Two years ago, she began to dream of reaching out to a new community. “I had this very private curiosity about people who had never seen or couldn’t see. I wanted to look at their movement in space. I shared the idea with Anat Danieli, founder of the Kelim Choreography Center in Bat Yam and she said they’d like to take it on as a one of their community projects. From there, I reached out to Marshal, the Service Center for the Blind in Tel Aviv. A group came together very quickly there. It was one of the most significant processes that I have been part of.”
She discovered that, like the Parkinson’s participants, the blind and visually impaired each arrived with their own set of abilities, limitations and reservations. “They are not one thing. I was surprised to find how incredibly varied their stories and backgrounds are,” she said. “There are very few people who are born blind. Most of them were born with sight and lost it along the way. Most of the members of my group lost their sight in the last ten years.”
Initially, Teicher didn’t have any set plans about the outcome of these meetings. “I thought that maybe I would write an article about it. I didn’t imagine that it would turn into a performance,” she said. Together with her group of around ten individuals, she began to explore movement in a safe space. “One of my first desires was to make a space that they could move in. The environment, when you don’t see, makes you close yourself off. You have to constantly beware of bumping into things. It’s hard to create a space where they could run. Suddenly to teach and work with people without using sight was interesting and challenging. We used a lot of guiding and being guided. We practiced bumping into each other. We used contact improv as a tool to deal with the possibility of bumping into one another. We worked alone with each person, running side to side of the room with eyes closed.”
Over the weeks and months, a physical practice was born. Teicher, together with dancers Yuval Gal and Maayan Gur and her group, developed exercises and eventually, choreography. The results of this process, a performance entitled As My Eyes Can See, will be revealed as part of the March Hare Festival at Kelim Choreography Center later this month.

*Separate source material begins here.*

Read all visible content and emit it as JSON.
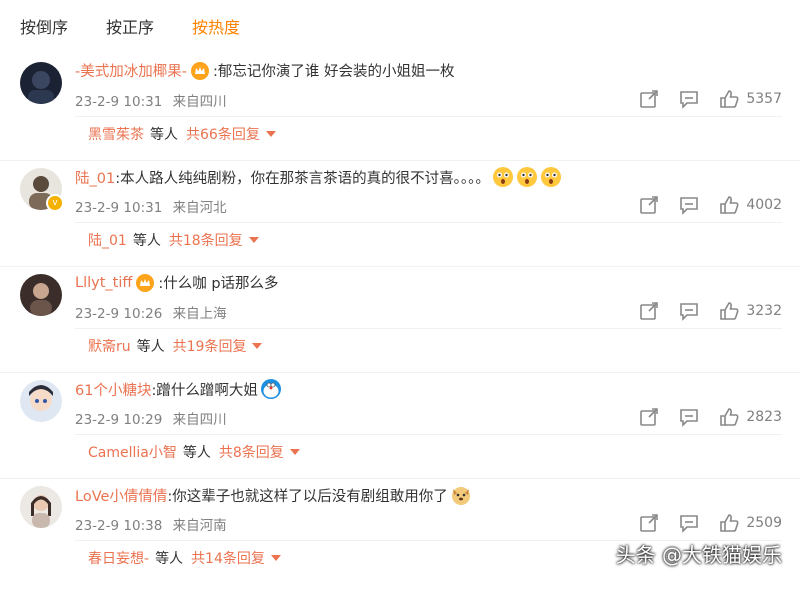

Teicher made a point of ensuring that the show could be enjoyed by blind and visually impaired people. “I had a conversation with someone who has been blind almost her whole life. She told me she loves to see dance because she loves to hear the movement, the breathing and steps. I decided that the show needed to be blind-friendly. I contacted the Central Library for the Blind, Visually Impaired and Handicapped, which has a lot of books but also makes cultural activities such as theater and music accessible to their community. They hadn’t done dance before. We worked on how to present dance. It was a privilege. The show is the first dance piece that is accessible to the blind and visually impaired. It’s incredible because the dancers don’t see and the audience don’t see but there is still dance.”